Many areas face a “nightmare” getting cash and access to banking services without travelling miles from their home, with growing concerns that the heart is being ripped out of many towns and villages as their last bank disappears.
The tourism industry, which supports thousand of jobs and accounts for hundreds of millions of pounds in spending, could also be hit as visitors struggle to access cash in some areas, evidence gathered by Holyrood’s economy committee has also revealed.
The House of Commons Scottish Affairs committee has already called on RBS to halt plans to axe up to 62 branches across Scotland, warning this will be “devastating” for communities affected. MSPs at Holyrood will this week hear from community groups affected who are warning that the closures will have a disastrous effect.
Elderly Scots are among those worst affected, Age Scotland said in its submission to the committee.
The charity said: “We are told by older people that dealing with a call centre for inquiries which they used to undertake in branch can be unnecessarily stressful due to the quality of the sound, remembering complicated passwords and security answers, having to verbally articulate what their issue is and the fear of phone scams.”
Going to the bank is part of a routine for many older Scots that “gets them out of the house”, the body adds, and there are fears the closures could undermine efforts to tackle the “devastating impact” of loneliness and social isolation.
The impact on smaller towns is set out in blunt terms by residents.
In Dalbeattie, Dumfries and Galloway, the impact has been “awful” according to Erica Johnson, chair of the local community council.
She said: “People have to drive or take the bus [2 hours again] just to get money. People struggle to get cash for a taxi fare if they are going somewhere where the bus does not go and you cannot get a mini statement to check your finances!”
Another Dalbeattie resident, Robert McGoldrick, said the closures have caused “real problems”.
He said: “Our shops, hotels, pubs are having problems with cash flow. The retired have nowhere to open an account for their pension to be paid into.”
Margaret Rae of Whitburn, West Lothian, said the closure of the bank there came after other closures in Armadale, Harthill, Fauldhouse and Blackburn
“The RBS branch in Whitburn was the biggest in the district,” she said. “There was never less than 10 people waiting to be seen, worst times there could be 20+ people queuing to be seen.”
The disappearance of branches in Longniddry and Prestonpans in East Lothian meant disruption for local woman Una Kerr, who said the replacement mobile branch stop near her was withdrawn in order to cover further closures, including North Berwick.

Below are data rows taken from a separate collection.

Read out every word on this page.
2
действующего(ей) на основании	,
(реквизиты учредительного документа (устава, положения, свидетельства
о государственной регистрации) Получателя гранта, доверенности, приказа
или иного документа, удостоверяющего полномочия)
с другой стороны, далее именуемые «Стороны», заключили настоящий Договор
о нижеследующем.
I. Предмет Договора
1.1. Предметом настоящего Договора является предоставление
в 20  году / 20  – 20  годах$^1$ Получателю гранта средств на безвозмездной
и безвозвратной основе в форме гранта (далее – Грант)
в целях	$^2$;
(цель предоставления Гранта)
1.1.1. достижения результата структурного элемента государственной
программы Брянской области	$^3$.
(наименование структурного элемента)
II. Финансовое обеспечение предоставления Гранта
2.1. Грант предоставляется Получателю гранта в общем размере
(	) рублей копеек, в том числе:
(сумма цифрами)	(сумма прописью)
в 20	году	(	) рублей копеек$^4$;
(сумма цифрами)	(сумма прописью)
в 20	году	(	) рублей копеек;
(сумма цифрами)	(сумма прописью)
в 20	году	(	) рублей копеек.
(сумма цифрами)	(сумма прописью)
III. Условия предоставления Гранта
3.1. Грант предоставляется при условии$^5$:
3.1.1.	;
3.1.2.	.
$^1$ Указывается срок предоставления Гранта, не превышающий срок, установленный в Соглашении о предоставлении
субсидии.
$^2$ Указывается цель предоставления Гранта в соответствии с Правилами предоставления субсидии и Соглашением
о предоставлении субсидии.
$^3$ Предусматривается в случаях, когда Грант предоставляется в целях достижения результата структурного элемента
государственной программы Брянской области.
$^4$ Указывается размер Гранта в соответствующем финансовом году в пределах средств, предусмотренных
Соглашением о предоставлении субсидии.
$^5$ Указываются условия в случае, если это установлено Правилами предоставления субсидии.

Ms Kerr added: “On using the RBS branch in North Berwick twice in the last few weeks I have had to queue, so how can anyone say it is underutilised?
“By way of a sweetener, a notice in the branch suggests customers should come along to a launch of a mobile bank in the town. Why bother when it is likely to be killed off to accommodate areas in the next round of branch closures.”
According to the Association of Scotland’s Self Caterers (ASSC), tourists could even be driven away as the dearth of cash point in remote areas escalates.
The ASSC said: “Many tourists and visitors, especially those from urban areas, readily assume that card facilities will be available. However, this is not always the case, thereby limiting potential spend.”
Charity chiefs could also face the risk of failing to comply with “legal duties” under charities legislation over problems with banks such as the “complex and lengthy” processes for change of signatories on accounts.
Scots charity regulator OSCR also warns that opening account “difficulties” and issues with online banking availability and services could also pose problems.
The regulator said: “While there are other ways to conduct these transactions, having access to the local branch is viewed as important as a means of direct contact on issues that may arise.”
RBS said it was responding to changes in the way its customers banked, with branch usage falling by 44 per cent since 2011, while seven in ten customers were now using mobile or online banking.
It added: “We recognise that every customer will have different banking needs and we are committed to ensuring all our customers receive the best possible service.”